Ce week-end, la 11e conférence d'examen du Traité de non-prolifération nucléaire (TNP) s'est achevée sur un échec retentissant à New York. Après quatre semaines de négociations et quatre versions d'un projet de déclaration finale, le président de la conférence, le diplomate vietnamien Do Hung Viet, a jeté l'éponge. Aucun accord n'a été adopté. C'est la troisième fois consécutive que ces réunions quinquennales échouent. Dans un monde marqué par la guerre en Ukraine, les tensions au Moyen-Orient et la montée des puissances nucléaires, cet échec diplomatique soulève une question simple mais vertigineuse : le monde est-il en train de perdre le contrôle de l'arme atomique ?

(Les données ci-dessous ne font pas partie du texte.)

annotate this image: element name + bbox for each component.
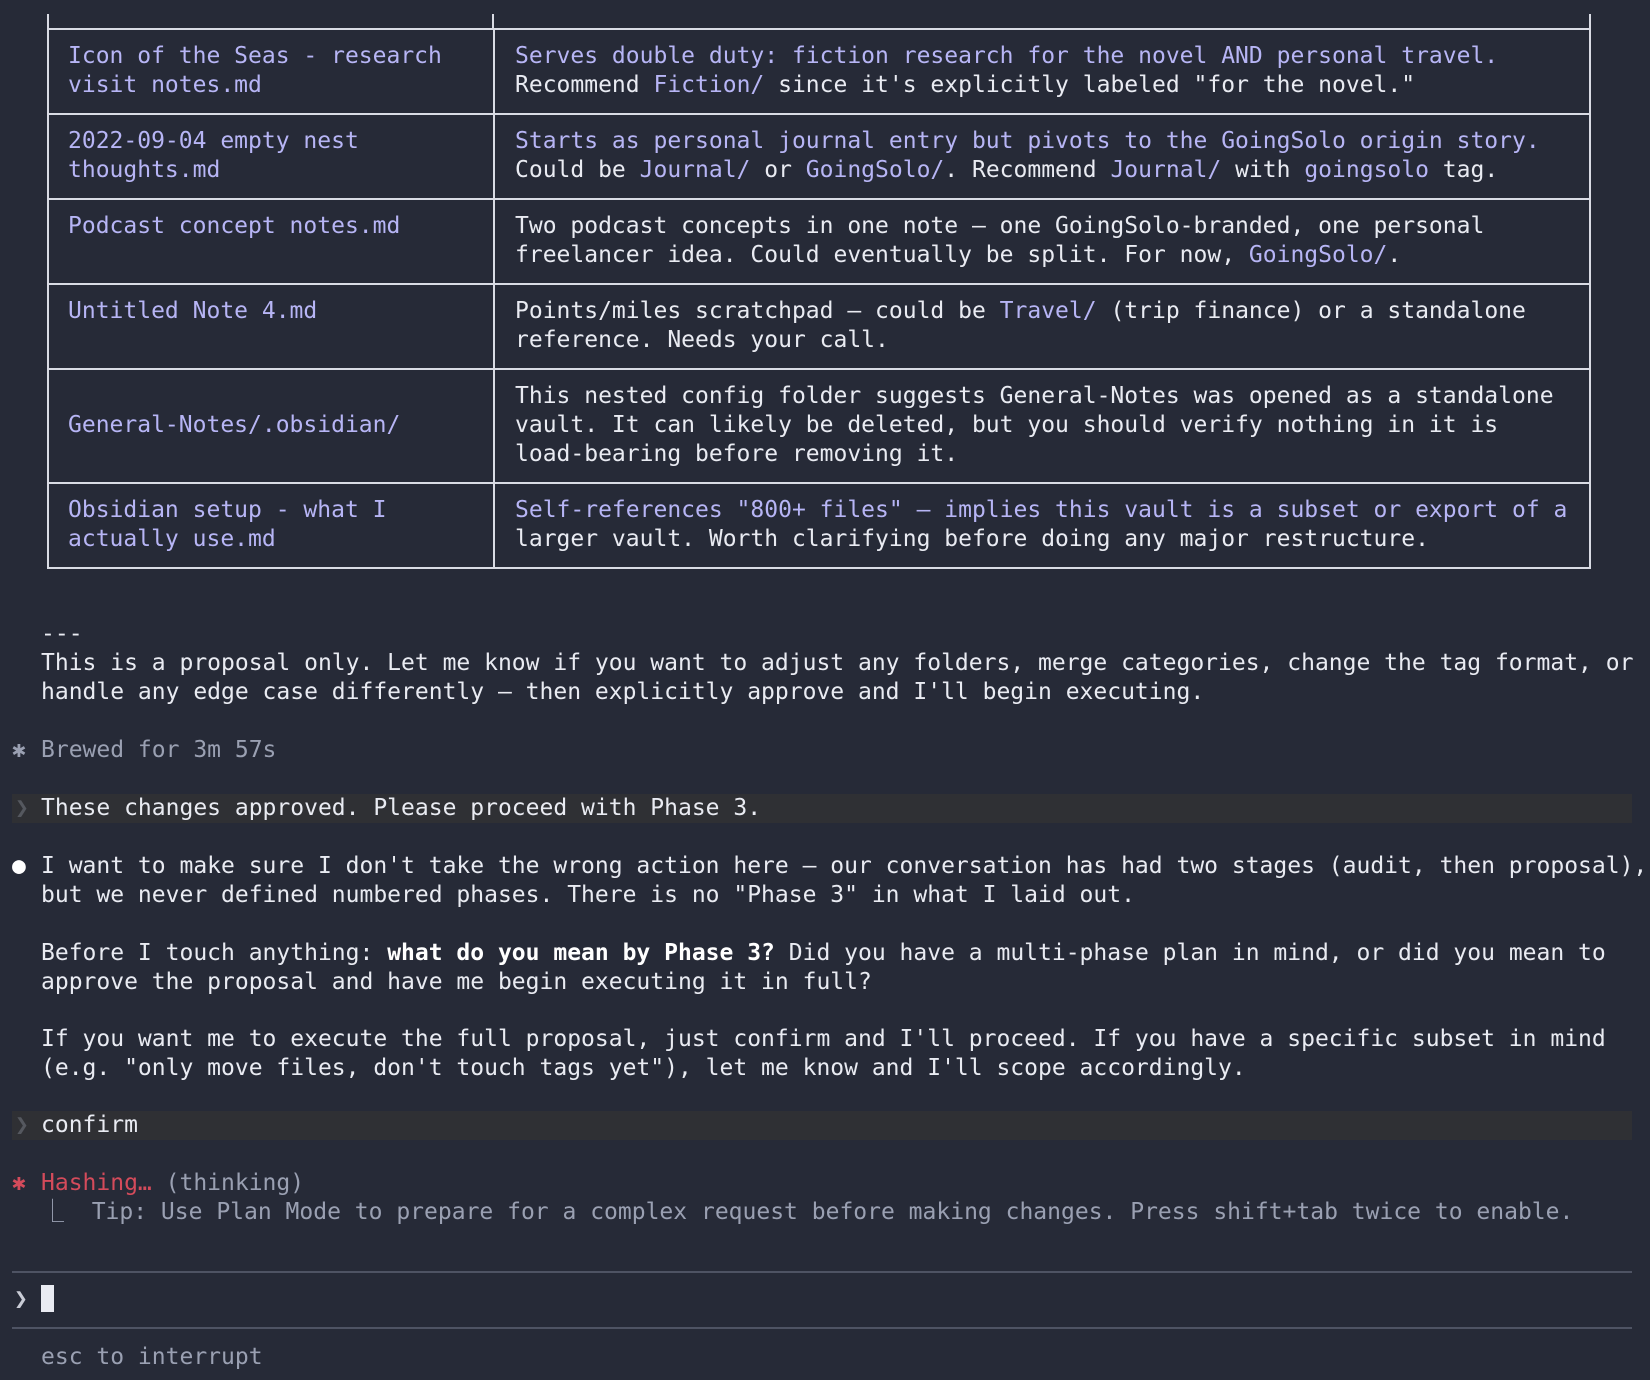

Les origines du TNP : un pacte fragile né de la guerre froide
Pour comprendre pourquoi cet échec est grave, il faut revenir à la naissance du traité. Signé en 1968 et entré en vigueur en 1970, le TNP repose sur un grand marchandage. D'un côté, les cinq puissances nucléaires historiques — États-Unis, URSS (aujourd'hui Russie), Royaume-Uni, France et Chine — s'engagent à négocier le désarmement. De l'autre, les pays non dotés de l'arme atomique promettent de ne jamais en acquérir. En échange, ils reçoivent un accès à l'énergie nucléaire civile, sous la supervision de l'Agence internationale de l'énergie atomique.
Ce pacte a fonctionné pendant des décennies. Il a empêché la prolifération que redoutait John F. Kennedy en 1963, quand il prévoyait un monde avec 25 puissances nucléaires. Aujourd'hui, seuls neuf États possèdent l'arme atomique. Mais le traité a été prorogé indéfiniment en 1995, et depuis, les promesses de désarmement des grandes puissances sont restées lettre morte.
Les trois piliers du traité
Le TNP repose sur trois piliers. Le premier, c'est la non-prolifération : les pays sans armes nucléaires ne doivent pas en fabriquer. Le deuxième, c'est le désarmement : les pays qui en ont doivent réduire leurs arsenaux. Le troisième, c'est l'accès pacifique au nucléaire civil. Ces trois piliers sont censés fonctionner ensemble. Mais depuis des années, les tensions entre eux n'ont cessé de croître.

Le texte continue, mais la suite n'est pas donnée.